Instapaper scrapes your content and makes it available for viewing and/or downloading
without your layout, ads, google-analytics code, etc. (Read: Copyright be damned.) Ironically, the company uses robots.txt on its server [
instapaper.com...] but its bots and apps ignore robots.txt (& 403s) on mine.
1.) Apparently initiated by users' bookmarklet'ings but automatic thereafter, instapaper's bot-running is rapid-fire and relentless. For example, on Oct. 6th, its host-named servers and bots started hitting the exact same 15 files in under 10 seconds
every 24 hours:
06:35:59 /dir/file52.html
06:36:00 /dir/file51.html
06:36:01 /dir/file50.html
06:36:02 /dir/file49.html
06:36:02 /dir/file48.html
06:36:03 /dir/file45.html
06:36:04 /dir/file44.html
06:36:05 /dir/file43.html
06:36:05 /dir/file42.html
06:36:06 /dir/file40.html
06:36:07 /dir/file36.html
06:36:08 /dir/file32.html
06:36:08 /dir/file31.html
06:36:09 /dir/file30.html
06:36:10 /dir/file29.html
(Files are in a 50-plus docs set.)
Then last night, instapaper double-double hit-hit the exact same 15 files alternating named AND cloaked UAs with each split-second hit:
www6.instapaper.com
Mozilla/5.0 (Macintosh; Intel Mac OS X 10_6_8) AppleWebKit/534.50 (KHTML, like Gecko) Version/5.1 Instapaper/4.0 (+http
://www
.instapaper
.com/)
04:56:48 /dir/file52.html
www6.instapaper.com
Mozilla/5.0 (Macintosh; U; Intel Mac OS X 10.5; en-US; rv:1.9.0.7) Gecko/2009021906 Firefox/3.0.7
04:56:49 /dir/file52.html
2.) Also, apparently owned versions of its UAs rifle directories independently AND in tandem with the company's servers. Note the times, and the web directory traversal (even the original paths to which were wrong anyway):
www6.instapaper.com
Mozilla/5.0 (Macintosh; Intel Mac OS X 10_6_8) AppleWebKit/534.50 (KHTML, like Gecko) Version/5.1 Instapaper/4.0 (+http
://www
.instapaper
.com/)
15:30:39 /dir/file.html
host81-155-205-252.range81-155.btcentralplus.com
InstapaperPro/3.0.3 CFNetwork/485.12.7 Darwin/10.4.0
15:30:47 /dir/../dir/dot.gif
15:30:50 /dir/../dir/site.gif
15:30:51 /dir/../dir/sub.gif
15:30:52 /dir/../dir/ind.gif
3.) Instapaper's scrape-n-serve servers and bots include:
www1.instapaper.com [174.121.186.250]
www5.instapaper.com [184.172.0.213]
www6.instapaper.com [184.172.0.211]
(robtex: "www3.instapaper.com, www6.instapaper.com, mail.instapaper.com, www4.instapaper.com, www1.instapaper.com and at least two other hosts are subdomains to this hostname.")

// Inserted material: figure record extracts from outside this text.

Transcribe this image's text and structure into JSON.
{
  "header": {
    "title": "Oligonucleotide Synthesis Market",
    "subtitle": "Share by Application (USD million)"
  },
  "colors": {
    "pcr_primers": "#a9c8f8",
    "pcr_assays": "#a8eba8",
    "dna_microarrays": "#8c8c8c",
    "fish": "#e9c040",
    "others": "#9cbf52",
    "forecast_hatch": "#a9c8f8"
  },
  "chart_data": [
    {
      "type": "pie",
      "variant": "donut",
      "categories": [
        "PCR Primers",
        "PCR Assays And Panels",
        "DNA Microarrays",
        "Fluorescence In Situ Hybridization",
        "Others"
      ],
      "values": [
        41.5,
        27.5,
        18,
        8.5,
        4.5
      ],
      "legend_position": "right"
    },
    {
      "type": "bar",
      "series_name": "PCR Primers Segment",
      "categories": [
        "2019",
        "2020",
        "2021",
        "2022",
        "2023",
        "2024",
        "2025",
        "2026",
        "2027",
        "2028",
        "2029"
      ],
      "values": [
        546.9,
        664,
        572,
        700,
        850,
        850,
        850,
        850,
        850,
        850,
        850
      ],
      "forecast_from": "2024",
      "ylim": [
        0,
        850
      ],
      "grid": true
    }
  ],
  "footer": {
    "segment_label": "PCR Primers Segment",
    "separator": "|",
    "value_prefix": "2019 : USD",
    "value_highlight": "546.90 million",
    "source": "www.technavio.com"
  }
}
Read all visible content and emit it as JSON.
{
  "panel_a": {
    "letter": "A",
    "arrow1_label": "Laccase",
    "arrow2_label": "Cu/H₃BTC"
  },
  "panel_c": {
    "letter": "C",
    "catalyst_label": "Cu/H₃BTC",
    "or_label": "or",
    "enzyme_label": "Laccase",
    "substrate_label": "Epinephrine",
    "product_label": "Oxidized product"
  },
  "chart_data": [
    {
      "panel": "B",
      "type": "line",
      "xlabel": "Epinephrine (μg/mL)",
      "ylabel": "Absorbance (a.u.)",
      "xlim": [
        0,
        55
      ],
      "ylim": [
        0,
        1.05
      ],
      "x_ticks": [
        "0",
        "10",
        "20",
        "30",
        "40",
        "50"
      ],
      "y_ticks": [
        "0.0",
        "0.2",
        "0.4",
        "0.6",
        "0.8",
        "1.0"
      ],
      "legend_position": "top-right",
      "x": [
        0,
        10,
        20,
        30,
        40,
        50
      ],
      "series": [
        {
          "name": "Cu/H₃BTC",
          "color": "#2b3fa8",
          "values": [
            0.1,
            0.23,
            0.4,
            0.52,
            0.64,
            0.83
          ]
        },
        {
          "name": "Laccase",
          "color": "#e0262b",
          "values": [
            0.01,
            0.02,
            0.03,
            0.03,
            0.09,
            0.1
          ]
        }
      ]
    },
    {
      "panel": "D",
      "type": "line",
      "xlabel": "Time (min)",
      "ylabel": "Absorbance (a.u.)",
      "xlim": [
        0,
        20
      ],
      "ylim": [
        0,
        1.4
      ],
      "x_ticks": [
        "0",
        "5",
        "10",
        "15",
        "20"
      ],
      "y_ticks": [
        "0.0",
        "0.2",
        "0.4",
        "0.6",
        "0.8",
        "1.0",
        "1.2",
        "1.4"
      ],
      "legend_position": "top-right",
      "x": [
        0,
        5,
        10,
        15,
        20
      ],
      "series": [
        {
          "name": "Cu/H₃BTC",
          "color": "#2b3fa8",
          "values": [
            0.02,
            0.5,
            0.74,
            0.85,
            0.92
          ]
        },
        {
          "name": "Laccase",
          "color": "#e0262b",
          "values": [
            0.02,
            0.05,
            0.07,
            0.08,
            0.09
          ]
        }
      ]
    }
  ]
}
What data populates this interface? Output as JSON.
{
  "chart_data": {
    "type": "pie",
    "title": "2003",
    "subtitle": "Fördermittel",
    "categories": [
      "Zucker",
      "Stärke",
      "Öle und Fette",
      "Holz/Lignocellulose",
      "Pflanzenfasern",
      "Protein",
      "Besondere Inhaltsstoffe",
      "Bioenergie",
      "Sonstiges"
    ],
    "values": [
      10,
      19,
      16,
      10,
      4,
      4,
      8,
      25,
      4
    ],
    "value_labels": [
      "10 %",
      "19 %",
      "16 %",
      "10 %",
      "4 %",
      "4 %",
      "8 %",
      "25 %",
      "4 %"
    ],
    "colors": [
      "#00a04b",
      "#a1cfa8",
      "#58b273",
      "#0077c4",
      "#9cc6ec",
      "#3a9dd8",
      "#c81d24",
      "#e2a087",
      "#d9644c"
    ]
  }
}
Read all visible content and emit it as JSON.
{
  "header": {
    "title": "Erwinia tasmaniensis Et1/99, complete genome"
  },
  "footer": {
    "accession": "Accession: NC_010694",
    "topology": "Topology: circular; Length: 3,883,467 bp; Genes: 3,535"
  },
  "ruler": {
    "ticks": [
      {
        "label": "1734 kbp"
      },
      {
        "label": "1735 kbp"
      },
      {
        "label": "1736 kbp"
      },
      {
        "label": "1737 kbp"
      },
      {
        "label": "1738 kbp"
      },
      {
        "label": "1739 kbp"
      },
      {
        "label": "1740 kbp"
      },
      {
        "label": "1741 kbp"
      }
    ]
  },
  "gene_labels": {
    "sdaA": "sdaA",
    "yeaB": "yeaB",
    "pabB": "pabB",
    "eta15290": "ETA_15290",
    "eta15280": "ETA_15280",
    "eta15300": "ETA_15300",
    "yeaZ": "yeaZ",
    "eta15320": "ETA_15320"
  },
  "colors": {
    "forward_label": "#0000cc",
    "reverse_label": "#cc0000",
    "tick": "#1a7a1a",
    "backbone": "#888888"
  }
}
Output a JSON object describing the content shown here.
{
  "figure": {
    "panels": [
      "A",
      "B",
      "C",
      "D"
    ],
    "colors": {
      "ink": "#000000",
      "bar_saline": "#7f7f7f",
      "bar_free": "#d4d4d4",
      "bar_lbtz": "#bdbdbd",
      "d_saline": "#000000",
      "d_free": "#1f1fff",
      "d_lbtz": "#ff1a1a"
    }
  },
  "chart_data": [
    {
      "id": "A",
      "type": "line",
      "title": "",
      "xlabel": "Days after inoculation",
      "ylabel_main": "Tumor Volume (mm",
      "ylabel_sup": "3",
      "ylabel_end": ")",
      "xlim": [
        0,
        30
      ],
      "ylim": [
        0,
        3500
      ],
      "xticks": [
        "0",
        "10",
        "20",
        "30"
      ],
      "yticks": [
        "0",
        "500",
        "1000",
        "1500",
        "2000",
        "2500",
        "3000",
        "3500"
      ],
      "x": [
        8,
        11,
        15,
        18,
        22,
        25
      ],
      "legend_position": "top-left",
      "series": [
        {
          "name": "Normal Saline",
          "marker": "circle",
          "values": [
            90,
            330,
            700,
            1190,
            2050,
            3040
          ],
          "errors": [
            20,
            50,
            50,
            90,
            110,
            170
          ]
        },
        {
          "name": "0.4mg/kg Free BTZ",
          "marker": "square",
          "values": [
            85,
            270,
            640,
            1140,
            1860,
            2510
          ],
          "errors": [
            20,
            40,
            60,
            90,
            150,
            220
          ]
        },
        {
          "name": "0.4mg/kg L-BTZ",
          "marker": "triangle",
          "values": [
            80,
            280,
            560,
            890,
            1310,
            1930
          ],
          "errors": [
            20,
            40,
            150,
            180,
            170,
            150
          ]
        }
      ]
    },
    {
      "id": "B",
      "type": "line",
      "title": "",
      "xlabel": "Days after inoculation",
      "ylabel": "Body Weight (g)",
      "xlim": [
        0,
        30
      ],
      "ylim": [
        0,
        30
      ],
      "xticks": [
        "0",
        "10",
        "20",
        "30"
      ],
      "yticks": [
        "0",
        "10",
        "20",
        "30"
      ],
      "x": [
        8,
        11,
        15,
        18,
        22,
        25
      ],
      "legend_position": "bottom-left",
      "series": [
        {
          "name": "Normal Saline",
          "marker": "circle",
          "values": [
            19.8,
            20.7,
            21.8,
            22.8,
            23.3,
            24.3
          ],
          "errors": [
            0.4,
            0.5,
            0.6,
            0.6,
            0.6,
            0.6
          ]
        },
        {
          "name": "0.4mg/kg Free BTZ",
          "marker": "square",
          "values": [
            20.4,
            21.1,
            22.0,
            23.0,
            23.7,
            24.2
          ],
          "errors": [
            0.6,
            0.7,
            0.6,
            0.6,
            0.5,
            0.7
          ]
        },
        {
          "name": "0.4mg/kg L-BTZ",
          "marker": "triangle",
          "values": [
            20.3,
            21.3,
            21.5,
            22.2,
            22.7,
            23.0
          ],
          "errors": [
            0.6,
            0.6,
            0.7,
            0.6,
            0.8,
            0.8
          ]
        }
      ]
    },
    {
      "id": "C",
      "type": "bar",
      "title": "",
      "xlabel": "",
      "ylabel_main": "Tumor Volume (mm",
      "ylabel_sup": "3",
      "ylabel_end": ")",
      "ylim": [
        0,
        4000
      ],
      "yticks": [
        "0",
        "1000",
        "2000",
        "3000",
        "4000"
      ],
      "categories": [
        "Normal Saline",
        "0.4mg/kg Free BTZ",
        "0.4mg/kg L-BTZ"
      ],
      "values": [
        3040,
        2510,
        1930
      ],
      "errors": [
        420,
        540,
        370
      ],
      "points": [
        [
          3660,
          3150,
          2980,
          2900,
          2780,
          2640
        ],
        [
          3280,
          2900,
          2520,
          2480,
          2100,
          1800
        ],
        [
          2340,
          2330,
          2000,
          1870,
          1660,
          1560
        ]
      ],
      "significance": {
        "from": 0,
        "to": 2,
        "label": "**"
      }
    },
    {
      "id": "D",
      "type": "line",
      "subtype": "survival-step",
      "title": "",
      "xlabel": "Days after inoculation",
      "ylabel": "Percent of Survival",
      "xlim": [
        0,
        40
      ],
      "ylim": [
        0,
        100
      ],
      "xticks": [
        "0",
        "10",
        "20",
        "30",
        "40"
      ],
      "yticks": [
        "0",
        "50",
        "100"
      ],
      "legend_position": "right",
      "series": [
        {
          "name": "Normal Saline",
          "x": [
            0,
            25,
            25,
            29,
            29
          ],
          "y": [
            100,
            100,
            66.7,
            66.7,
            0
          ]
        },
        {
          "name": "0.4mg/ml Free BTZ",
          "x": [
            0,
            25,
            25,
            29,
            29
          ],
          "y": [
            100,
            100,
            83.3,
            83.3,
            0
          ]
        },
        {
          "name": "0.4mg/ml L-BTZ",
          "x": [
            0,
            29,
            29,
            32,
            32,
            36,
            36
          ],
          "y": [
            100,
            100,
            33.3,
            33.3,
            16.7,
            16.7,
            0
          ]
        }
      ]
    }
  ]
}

Mozilla/5.0 (Windows; U; Windows NT 5.2; en-US; rv:1.9.1.4) Gecko/20091007 Firefox/3.5.4
Mozilla/5.0 (Macintosh; U; Intel Mac OS X 10.5; en-US; rv:1.9.0.7) Gecko/2009021906 Firefox/3.0.7
Mozilla/5.0 (Macintosh; Intel Mac OS X 10_6_8) AppleWebKit/534.50 (KHTML, like Gecko) Version/5.1 Instapaper/4.0 (+http
://www
.instapaper
.com/)
4.) Other/customer(?) UA variations include:
cpc12-cmbg15-2-0-custnnn.5-4.cable.virginmedia.com
InstapaperPro/3.0.3 CFNetwork/548.0.3 Darwin/11.0.0
184.173.115.2nn-static.reverse.softlayer.com
Mozilla/5.0 (Macintosh; Intel Mac OS X 10_6_8) AppleWebKit/534.50 (KHTML, like Gecko) Version/5.1 Instapaper/4.0 (+http
://www
.instapaper
.com/)
5.) Again, always, about all instapaper-related hits from anywhere:
robots.txt? NO
Instapaper's bot-running isn't new. It's way, waay past time they got a clue.